Abstract
Introduction
Epidemiological data on hereditary transthyretin (ATTRv) amyloidosis from the northernmost region of Sweden (Norrbotten) are sparse.
Methods
We reviewed the medical records of all incident cases of ATTRv amyloidosis in Norrbotten between 2006 and 2018. Official population and mortality statistics were used to estimate incidence rates and standardised mortality ratios (SMRs).
Results
Ninety-three patients were diagnosed with ATTRv amyloidosis between 2006 and 2018 (median age, 72.8 years; 68.8% men; 95.7% Val30Met [p.Val50Met] mutation). The incidence rate per 100,000 persons and year increased from 1.50 (95% confidence interval [CI], 0.84–2.47) cases in 2006–2009 to 4.92 (95%CI, 3.46–6.78) cases in 2016–2018. The SMR in the ATTRv amyloidosis cohort was 2.64 times higher than in the general population in 2006–2018 (95%CI, 1.78–3.77).
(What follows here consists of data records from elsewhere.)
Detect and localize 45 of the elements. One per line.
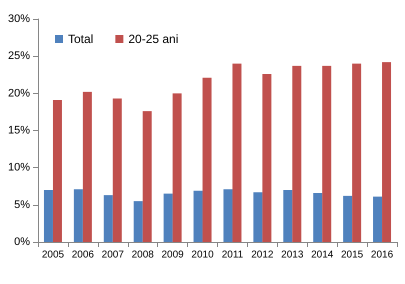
bar (262, 74, 272, 242)
x-tick-label: 2008 (132, 250, 154, 260)
x-tick-label: 2012 (251, 250, 274, 260)
bar (352, 64, 362, 242)
y-tick-label: 10% (8, 162, 30, 174)
bar (382, 62, 392, 242)
bar (223, 189, 232, 242)
x-tick-label: 2007 (102, 250, 124, 260)
bar (343, 196, 352, 242)
x-tick-label: 2010 (191, 250, 214, 260)
bar (202, 78, 212, 242)
y-tick-label: 30% (8, 13, 30, 25)
bar (134, 201, 143, 242)
legend-label: 20-25 ani (128, 32, 178, 46)
bar (44, 190, 53, 242)
y-tick-label: 20% (8, 87, 30, 100)
x-tick-label: 2006 (72, 250, 94, 260)
y-tick-label: 0% (14, 236, 30, 248)
legend-label: Total (68, 32, 94, 46)
bar (232, 64, 242, 242)
x-tick-label: 2014 (311, 250, 334, 260)
x-tick-label: 2011 (222, 250, 244, 260)
bar (253, 192, 262, 242)
bar (142, 111, 152, 242)
bar (194, 190, 203, 242)
bar (112, 98, 122, 242)
x-tick-label: 2015 (341, 250, 364, 260)
y-tick-label: 15% (8, 124, 30, 136)
bar (74, 189, 83, 242)
bar (172, 93, 182, 242)
bar (104, 195, 113, 242)
bar (313, 192, 322, 242)
y-tick-label: 5% (14, 198, 30, 211)
bar (82, 92, 92, 242)
bar (292, 66, 302, 242)
y-tick-label: 25% (8, 50, 30, 62)
x-tick-label: 2009 (162, 250, 184, 260)
bar (283, 190, 292, 242)
x-tick-label: 2016 (370, 250, 394, 260)
bar (322, 66, 332, 242)
x-tick-label: 2013 (281, 250, 304, 260)
x-tick-label: 2005 (42, 250, 65, 260)
bar (373, 196, 382, 242)
bar (164, 194, 173, 242)
bar (52, 100, 62, 242)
However, there were indications of lower SMRs over time (2006–2012, 2.96 [95%CI, 1.73–4.74]; 2013–2018, 2.32 [95%CI, 1.23–3.96]) and by use of disease-modifying drugs (no, 3.21 [95%CI, 1.87–5.13]; yes, 2.09 [95%CI, 1.08–3.64]).
Conclusion
The incidence of ATTRv amyloidosis increased 3-fold in Norrbotten between 2006 and 2018, most likely due to a previous underdiagnosis – with suggestions of lowered mortality during later years, possibly due to the introduction of disease-modifying drugs.
Acknowledgments
The team specialized in ATTRv amyloidosis at the Department of Internal Medicine and Rehabilitation, Piteå Hospital, was initiated by Kenneth Lång and is currently headed by Jorge Mejia Baranda and Katarzyna Liszewska.
Author contributions
The authors’ responsibilities were as follows – Jorge Mejia Baranda and Jenny Ljungberg; acquired the data; Viktor Oskarsson: performed the statistical analyses; Jorge Mejia Baranda, Jenny Ljungberg, and Viktor Oskarsson: drafted the manuscript; and Jorge Mejia Baranda and Viktor Oskarsson: primary responsible for the final content. All authors interpreted the results, reviewed and revised the manuscript, approved the final version of the manuscript, and participated in the study design.
Disclosure statement
No potential conflict of interest was reported by the author(s).
Data availability statement
Data described in the manuscript will not be made available to the public because of restrictions in the ethical approval.